Ascension. Chico est égoutier à Paris. Quoique jeune, fort et beau, il touille toute la journée les canaux avec son ami « le rat ». Il est une force qui va, optimiste et d'une confiance inébranlable en lui « Je suis un type formidable » lance-t-il aux quatre vents. Diane est une jeune orpheline qui vit avec sa sœur, une teigne qui la fouette, il faut voir comment. Diane est la pure jeune fille, femme-enfant au visage de sainte ou d'innocente héroïne sadienne. Même si ce n'est pas clairement exprimé, les deux femmes survivent en se prostituant. Débarque un riche couple d'oncle et tante venu pour les aider. Diane, incapable de mensonge, leur avoue les expédients auxquels elles ont eu recours. Oncle et tante outrés les abandonnent, déclenchant la fureur de la sœur qui poursuit Diane à coups de cravache dans les rues. La caméra de Borzage s'envole dans le décor pour suivre cette scène impressionnante de violence.
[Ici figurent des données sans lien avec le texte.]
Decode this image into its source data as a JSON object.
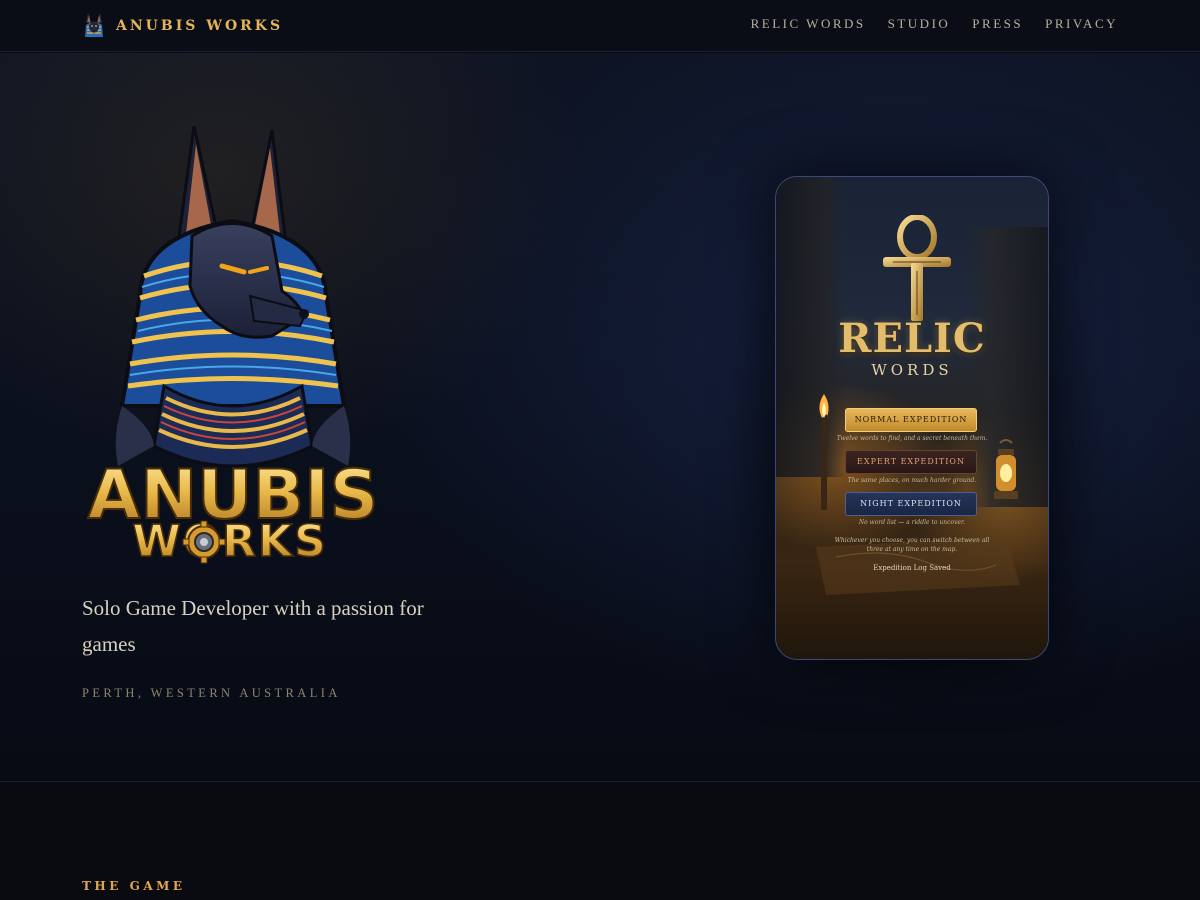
{
  "brand": {
    "name": "ANUBIS WORKS",
    "icon": "anubis-head-icon"
  },
  "nav": {
    "items": [
      {
        "label": "RELIC WORDS"
      },
      {
        "label": "STUDIO"
      },
      {
        "label": "PRESS"
      },
      {
        "label": "PRIVACY"
      }
    ]
  },
  "hero": {
    "logo": {
      "line1": "ANUBIS",
      "line2": "WORKS"
    },
    "tagline": "Solo Game Developer with a passion for games",
    "location": "PERTH, WESTERN AUSTRALIA"
  },
  "game_preview": {
    "title": "RELIC",
    "subtitle": "WORDS",
    "modes": [
      {
        "label": "NORMAL EXPEDITION",
        "description": "Twelve words to find, and a secret beneath them."
      },
      {
        "label": "EXPERT EXPEDITION",
        "description": "The same places, on much harder ground."
      },
      {
        "label": "NIGHT EXPEDITION",
        "description": "No word list — a riddle to uncover."
      }
    ],
    "switch_note": "Whichever you choose, you can switch between all three at any time on the map.",
    "log_status": "Expedition Log Saved"
  },
  "sections": {
    "game_label": "THE GAME"
  },
  "colors": {
    "accent_gold": "#e3b556",
    "background": "#0a0b10",
    "section_gold": "#e0a64a"
  }
}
Surgissant de son égout comme un héros mythologique, Chico sauve Diane et la déclare sa femme pour donner le change à la police. Du coup, il est obligé, malgré son mépris affiché, de l'emmener chez lui et de la garder un temps. C'est ce qui déclenche le processus amoureux. Les deux êtres vont se transfigurer, se révéler l'un à l'autre et à eux-même. Diane va vaincre sa peur et se transformer en femme, Chico va découvrir sa délicatesse et se dépouiller de son égoïsme.

frank borzage

Ascension. Dans une scène inoubliable, long travelling ascendant dans la cage d'escalier, Chico fait monter Diane chez lui, au septième étage d'un immeuble parisien rêvé qui inspirera sans doute René Clair et Marcel Carné (alors critique enthousiaste du film). La vaste mansarde est d'un romantisme fou et pour le couple l'écrin paradisiaque où leur couple va éclore. Un monde à part sous les étoiles et le ciel de Paris. Dans un premier temps, avec tendresse et finesse, Borzage décrit l'invention d'une vie commune, les gestes du respect de Chico pour Diane, les attentions de Diane pour Chico. Elle lui fait le café le matin et, dans une courte scène à l'érotisme troublant, s'enveloppe dans sa veste dont elle vient de recoudre un bouton. C'est très beau. C'est la quintessence de l'expressivité du cinéma muet. Dans un second temps, le monde extérieur se rappelle au bon souvenir des personnages et ils vont devoir traverser une série d’épreuves initiatiques qui vont éprouver leur amour : la guerre, la séparation, la mort. Ce qui est remarquable chez Borzage, c'est qu'il emprunte à un mysticisme religieux pour le remettre à l'échelle du couple. Comme le note Hervé Dumont, le couple est auto-suffisant chez Borzage et sa force est telle qu'il réinvente le monde autour de lui, repoussant les forces spirituelles et sociales établies : l'église, l'armée, la police, la bourgeoisie. Sans le côté provocateur, {Seven heaven} est proche en cela de l'Age d'or (1930) de Luis Bunuel. Il y a bien un curé sympathique, mais il est vite dépassé par ce qui se joue entre Chico et Diane. Il donne les médailles pieuses, mais sans réaliser la valeur qu'elles vont prendre, une valeur qui sera celle que le couple décide de leur donner. Quand le couple s'unit, il organise la cérémonie seul, échangeant vœux et médailles sans prêtre ni officier d'état civil.

frank borzage

Épreuves, Diane apprend à marcher sur une planche posée entre deux immeubles au dessus de la rue. Plus tard elle devra affronter sa sœur revenue la faire chanter. La guerre qui éloigne Chico sera le plus grand défi du couple. Une guerre si haïssable que le réalisateur demandera à son ami John Ford de tourner la scène de bataille. Chico et Diane vont conjurer le malheur par ce rendez-vous spirituel. Guerre et Mort seront vaincus par l'Amour. Le film atteint à travers cette exaltation de l'Amour fou une véritable subversion, une poésie libertaire d'autant plus réjouissante qu'elle n'est jamais lourde, jamais ostentatoire. Elle naît de la mise en scène qui sublime le quotidien : Diane apparaissant en robe de mariée dans l'encadrement de la fenêtre comme une révélation. Borzage déploie des trésors de finesse et d'humour et il amène ses acteurs à un jeu épuré qui sonne juste à travers le temps. Ses élans, s'ils ne sont jamais retenus comme lors de l'incroyable scène finale qui donne à voir un véritable miracle, emportent l'adhésion par leur force de conviction et la virtuosité de la réalisation. Le spectateur marche, court, vole aux côtés de Chico et Diane.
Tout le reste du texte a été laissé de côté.